StandardDeviation - Amazon Glue
Services or capabilities described in Amazon Web Services documentation might vary by Region. To see the differences applicable to the China Regions, see Getting Started with Amazon Web Services in China (PDF).

StandardDeviation

Checks the standard deviation of all of the values in a column against a given expression.

Syntax

StandardDeviation <COL_NAME> <EXPRESSION>
  • COL_NAME – The name of the column that you want to evaluate the data quality rule against.

    Supported column types: Byte, Decimal, Double, Float, Integer, Long, Short

  • EXPRESSION – An expression to run against the rule type response in order to produce a Boolean value. For more information, see Expressions.

Example: Standard deviation

The following example rule checks whether the standard deviation of the values in a column named colA is less than a specified value.

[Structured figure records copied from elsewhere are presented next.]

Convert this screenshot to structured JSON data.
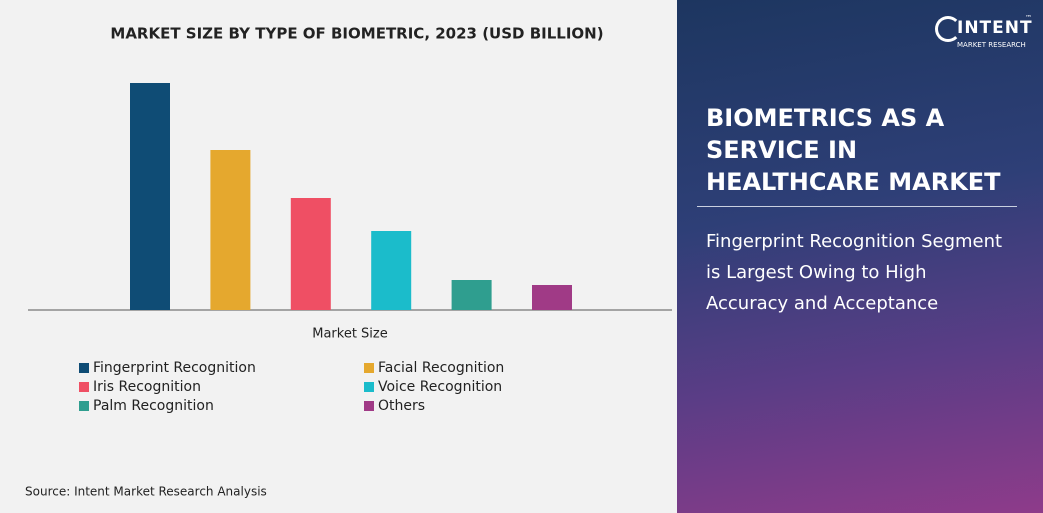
{
  "chart_data": {
    "type": "bar",
    "title": "MARKET SIZE BY TYPE OF BIOMETRIC, 2023  (USD BILLION)",
    "categories": [
      "Market Size"
    ],
    "series": [
      {
        "name": "Fingerprint Recognition",
        "color": "#0f4c75",
        "values": [
          2.27
        ]
      },
      {
        "name": "Facial Recognition",
        "color": "#e5a82e",
        "values": [
          1.6
        ]
      },
      {
        "name": "Iris Recognition",
        "color": "#ef4f64",
        "values": [
          1.12
        ]
      },
      {
        "name": "Voice Recognition",
        "color": "#1bbccb",
        "values": [
          0.79
        ]
      },
      {
        "name": "Palm Recognition",
        "color": "#2f9e8f",
        "values": [
          0.3
        ]
      },
      {
        "name": "Others",
        "color": "#a03a86",
        "values": [
          0.25
        ]
      }
    ]
  },
  "source": "Source: Intent Market Research Analysis",
  "logo": {
    "name": "INTENT",
    "tagline": "MARKET RESEARCH",
    "mark": "™"
  },
  "panel": {
    "heading": "BIOMETRICS AS A SERVICE IN HEALTHCARE MARKET",
    "summary": "Fingerprint Recognition Segment is Largest Owing to High Accuracy and Acceptance"
  }
}
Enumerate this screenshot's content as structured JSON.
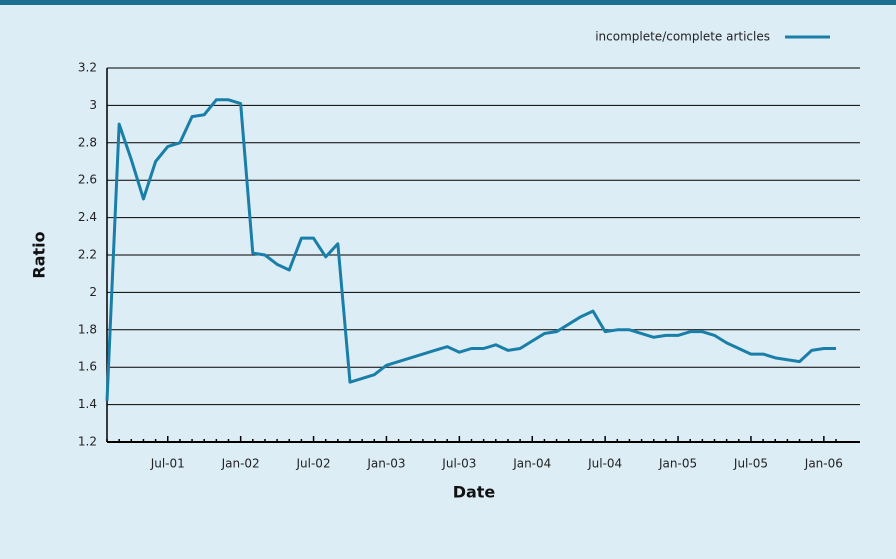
{
  "chart_data": {
    "type": "line",
    "ylabel": "Ratio",
    "xlabel": "Date",
    "categories": [
      null,
      null,
      null,
      null,
      null,
      "Jul-01",
      null,
      null,
      null,
      null,
      null,
      "Jan-02",
      null,
      null,
      null,
      null,
      null,
      "Jul-02",
      null,
      null,
      null,
      null,
      null,
      "Jan-03",
      null,
      null,
      null,
      null,
      null,
      "Jul-03",
      null,
      null,
      null,
      null,
      null,
      "Jan-04",
      null,
      null,
      null,
      null,
      null,
      "Jul-04",
      null,
      null,
      null,
      null,
      null,
      "Jan-05",
      null,
      null,
      null,
      null,
      null,
      "Jul-05",
      null,
      null,
      null,
      null,
      null,
      "Jan-06",
      null
    ],
    "series": [
      {
        "name": "incomplete/complete articles",
        "color": "#1a7fa8",
        "values": [
          1.42,
          2.9,
          2.71,
          2.5,
          2.7,
          2.78,
          2.8,
          2.94,
          2.95,
          3.03,
          3.03,
          3.01,
          2.21,
          2.2,
          2.15,
          2.12,
          2.29,
          2.29,
          2.19,
          2.26,
          1.52,
          1.54,
          1.56,
          1.61,
          1.63,
          1.65,
          1.67,
          1.69,
          1.71,
          1.68,
          1.7,
          1.7,
          1.72,
          1.69,
          1.7,
          1.74,
          1.78,
          1.79,
          1.83,
          1.87,
          1.9,
          1.79,
          1.8,
          1.8,
          1.78,
          1.76,
          1.77,
          1.77,
          1.79,
          1.79,
          1.77,
          1.73,
          1.7,
          1.67,
          1.67,
          1.65,
          1.64,
          1.63,
          1.69,
          1.7,
          1.7
        ]
      }
    ],
    "ylim": [
      1.2,
      3.2
    ],
    "yticks": [
      1.2,
      1.4,
      1.6,
      1.8,
      2,
      2.2,
      2.4,
      2.6,
      2.8,
      3,
      3.2
    ],
    "grid": true,
    "legend": "top-right"
  }
}
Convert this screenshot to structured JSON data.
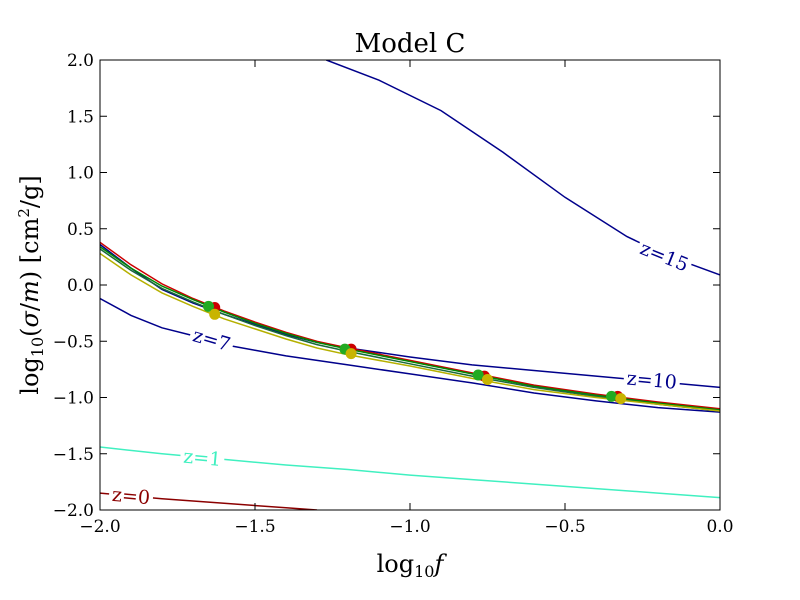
{
  "chart_data": {
    "type": "line",
    "title": "Model C",
    "xlabel": "log10f",
    "ylabel": "log10(σ/m) [cm²/g]",
    "xlim": [
      -2.0,
      0.0
    ],
    "ylim": [
      -2.0,
      2.0
    ],
    "xticks": [
      "−2.0",
      "−1.5",
      "−1.0",
      "−0.5",
      "0.0"
    ],
    "xtick_values": [
      -2.0,
      -1.5,
      -1.0,
      -0.5,
      0.0
    ],
    "yticks": [
      "−2.0",
      "−1.5",
      "−1.0",
      "−0.5",
      "0.0",
      "0.5",
      "1.0",
      "1.5",
      "2.0"
    ],
    "ytick_values": [
      -2.0,
      -1.5,
      -1.0,
      -0.5,
      0.0,
      0.5,
      1.0,
      1.5,
      2.0
    ],
    "contours": [
      {
        "name": "z=15",
        "color": "#00008b",
        "label_at": [
          -0.18,
          0.25
        ],
        "points": [
          [
            -1.27,
            2.0
          ],
          [
            -1.1,
            1.82
          ],
          [
            -0.9,
            1.55
          ],
          [
            -0.7,
            1.18
          ],
          [
            -0.5,
            0.78
          ],
          [
            -0.3,
            0.43
          ],
          [
            -0.2,
            0.3
          ],
          [
            -0.1,
            0.19
          ],
          [
            0.0,
            0.09
          ]
        ]
      },
      {
        "name": "z=10",
        "color": "#00008b",
        "label_at": [
          -0.22,
          -0.85
        ],
        "points": [
          [
            -2.0,
            0.36
          ],
          [
            -1.9,
            0.15
          ],
          [
            -1.8,
            -0.04
          ],
          [
            -1.7,
            -0.16
          ],
          [
            -1.6,
            -0.26
          ],
          [
            -1.5,
            -0.35
          ],
          [
            -1.4,
            -0.44
          ],
          [
            -1.3,
            -0.51
          ],
          [
            -1.2,
            -0.56
          ],
          [
            -1.0,
            -0.64
          ],
          [
            -0.8,
            -0.71
          ],
          [
            -0.6,
            -0.76
          ],
          [
            -0.4,
            -0.81
          ],
          [
            -0.2,
            -0.86
          ],
          [
            0.0,
            -0.91
          ]
        ]
      },
      {
        "name": "z=7",
        "color": "#00008b",
        "label_at": [
          -1.64,
          -0.49
        ],
        "points": [
          [
            -2.0,
            -0.12
          ],
          [
            -1.9,
            -0.27
          ],
          [
            -1.8,
            -0.38
          ],
          [
            -1.7,
            -0.45
          ],
          [
            -1.6,
            -0.53
          ],
          [
            -1.5,
            -0.58
          ],
          [
            -1.4,
            -0.63
          ],
          [
            -1.3,
            -0.67
          ],
          [
            -1.2,
            -0.71
          ],
          [
            -1.0,
            -0.79
          ],
          [
            -0.8,
            -0.87
          ],
          [
            -0.6,
            -0.96
          ],
          [
            -0.4,
            -1.03
          ],
          [
            -0.2,
            -1.09
          ],
          [
            0.0,
            -1.13
          ]
        ]
      },
      {
        "name": "z=1",
        "color": "#40f0c0",
        "label_at": [
          -1.67,
          -1.54
        ],
        "points": [
          [
            -2.0,
            -1.44
          ],
          [
            -1.8,
            -1.5
          ],
          [
            -1.6,
            -1.55
          ],
          [
            -1.4,
            -1.6
          ],
          [
            -1.2,
            -1.64
          ],
          [
            -1.0,
            -1.69
          ],
          [
            -0.8,
            -1.73
          ],
          [
            -0.6,
            -1.77
          ],
          [
            -0.4,
            -1.81
          ],
          [
            -0.2,
            -1.85
          ],
          [
            0.0,
            -1.89
          ]
        ]
      },
      {
        "name": "z=0",
        "color": "#8b0000",
        "label_at": [
          -1.9,
          -1.88
        ],
        "points": [
          [
            -2.0,
            -1.85
          ],
          [
            -1.8,
            -1.9
          ],
          [
            -1.6,
            -1.94
          ],
          [
            -1.4,
            -1.98
          ],
          [
            -1.3,
            -2.0
          ]
        ]
      }
    ],
    "model_curves": [
      {
        "color": "#cc0000",
        "points": [
          [
            -2.0,
            0.38
          ],
          [
            -1.9,
            0.18
          ],
          [
            -1.8,
            0.01
          ],
          [
            -1.7,
            -0.12
          ],
          [
            -1.6,
            -0.23
          ],
          [
            -1.5,
            -0.33
          ],
          [
            -1.4,
            -0.42
          ],
          [
            -1.3,
            -0.5
          ],
          [
            -1.2,
            -0.56
          ],
          [
            -1.0,
            -0.67
          ],
          [
            -0.8,
            -0.78
          ],
          [
            -0.6,
            -0.89
          ],
          [
            -0.4,
            -0.97
          ],
          [
            -0.2,
            -1.04
          ],
          [
            0.0,
            -1.1
          ]
        ]
      },
      {
        "color": "#008800",
        "points": [
          [
            -2.0,
            0.34
          ],
          [
            -1.9,
            0.15
          ],
          [
            -1.8,
            -0.01
          ],
          [
            -1.7,
            -0.13
          ],
          [
            -1.6,
            -0.24
          ],
          [
            -1.5,
            -0.34
          ],
          [
            -1.4,
            -0.43
          ],
          [
            -1.3,
            -0.51
          ],
          [
            -1.2,
            -0.57
          ],
          [
            -1.0,
            -0.68
          ],
          [
            -0.8,
            -0.79
          ],
          [
            -0.6,
            -0.9
          ],
          [
            -0.4,
            -0.98
          ],
          [
            -0.2,
            -1.05
          ],
          [
            0.0,
            -1.11
          ]
        ]
      },
      {
        "color": "#1a6b3a",
        "points": [
          [
            -2.0,
            0.32
          ],
          [
            -1.9,
            0.13
          ],
          [
            -1.8,
            -0.03
          ],
          [
            -1.7,
            -0.15
          ],
          [
            -1.6,
            -0.26
          ],
          [
            -1.5,
            -0.36
          ],
          [
            -1.4,
            -0.45
          ],
          [
            -1.3,
            -0.53
          ],
          [
            -1.2,
            -0.59
          ],
          [
            -1.0,
            -0.7
          ],
          [
            -0.8,
            -0.81
          ],
          [
            -0.6,
            -0.91
          ],
          [
            -0.4,
            -0.99
          ],
          [
            -0.2,
            -1.06
          ],
          [
            0.0,
            -1.12
          ]
        ]
      },
      {
        "color": "#b5b000",
        "points": [
          [
            -2.0,
            0.28
          ],
          [
            -1.9,
            0.09
          ],
          [
            -1.8,
            -0.07
          ],
          [
            -1.7,
            -0.19
          ],
          [
            -1.6,
            -0.3
          ],
          [
            -1.5,
            -0.39
          ],
          [
            -1.4,
            -0.48
          ],
          [
            -1.3,
            -0.56
          ],
          [
            -1.2,
            -0.62
          ],
          [
            -1.0,
            -0.72
          ],
          [
            -0.8,
            -0.83
          ],
          [
            -0.6,
            -0.93
          ],
          [
            -0.4,
            -1.0
          ],
          [
            -0.2,
            -1.06
          ],
          [
            0.0,
            -1.12
          ]
        ]
      }
    ],
    "points": [
      {
        "x": -1.63,
        "y": -0.2,
        "color": "#cc0000"
      },
      {
        "x": -1.19,
        "y": -0.57,
        "color": "#cc0000"
      },
      {
        "x": -0.76,
        "y": -0.81,
        "color": "#cc0000"
      },
      {
        "x": -0.33,
        "y": -0.99,
        "color": "#cc0000"
      },
      {
        "x": -1.65,
        "y": -0.19,
        "color": "#22aa22"
      },
      {
        "x": -1.21,
        "y": -0.57,
        "color": "#22aa22"
      },
      {
        "x": -0.78,
        "y": -0.8,
        "color": "#22aa22"
      },
      {
        "x": -0.35,
        "y": -0.99,
        "color": "#22aa22"
      },
      {
        "x": -1.63,
        "y": -0.26,
        "color": "#c8b400"
      },
      {
        "x": -1.19,
        "y": -0.61,
        "color": "#c8b400"
      },
      {
        "x": -0.75,
        "y": -0.84,
        "color": "#c8b400"
      },
      {
        "x": -0.32,
        "y": -1.01,
        "color": "#c8b400"
      }
    ]
  }
}
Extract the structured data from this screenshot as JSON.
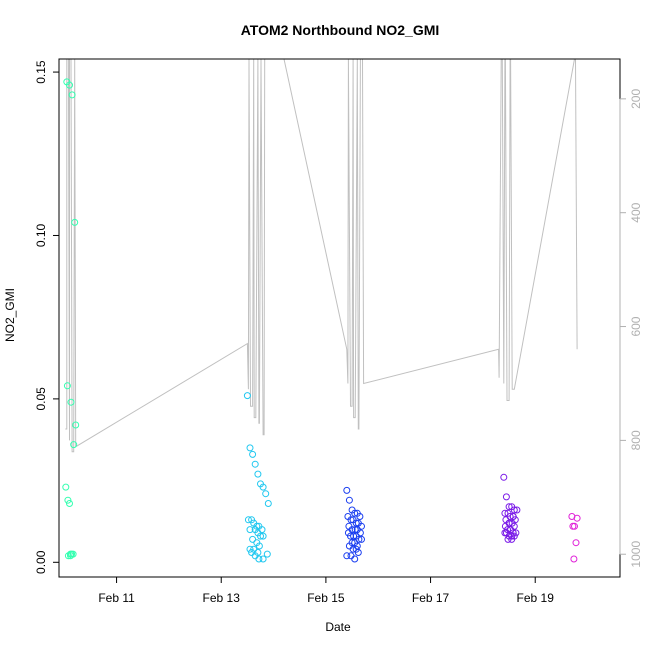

StandardDeviation "Star_Rating" < 1.5 StandardDeviation "Salary" < 3500 where "Customer_ID < 10"

Sample dynamic rules

  • StandardDeviation "colA" > avg(last(10) + 0.1

  • StandardDeviation "colA" between min(last(10)) - 1 and max(last(10)) + 1

Null behavior

The StandardDeviation rule will ignore rows with NULL values in the calculation of standard deviation. For example:

+---+-----------+-----------+ |id |units1 |units2 | +---+-----------+-----------+ |100|0 |0 | |101|null |0 | |102|20 |20 | |103|null |0 | |104|40 |40 | +---+-----------+-----------+

The standard deviation of column units1 will not consider rows 101 and 103 and result to 16.33. The standard deviation for column units2 will result in 16.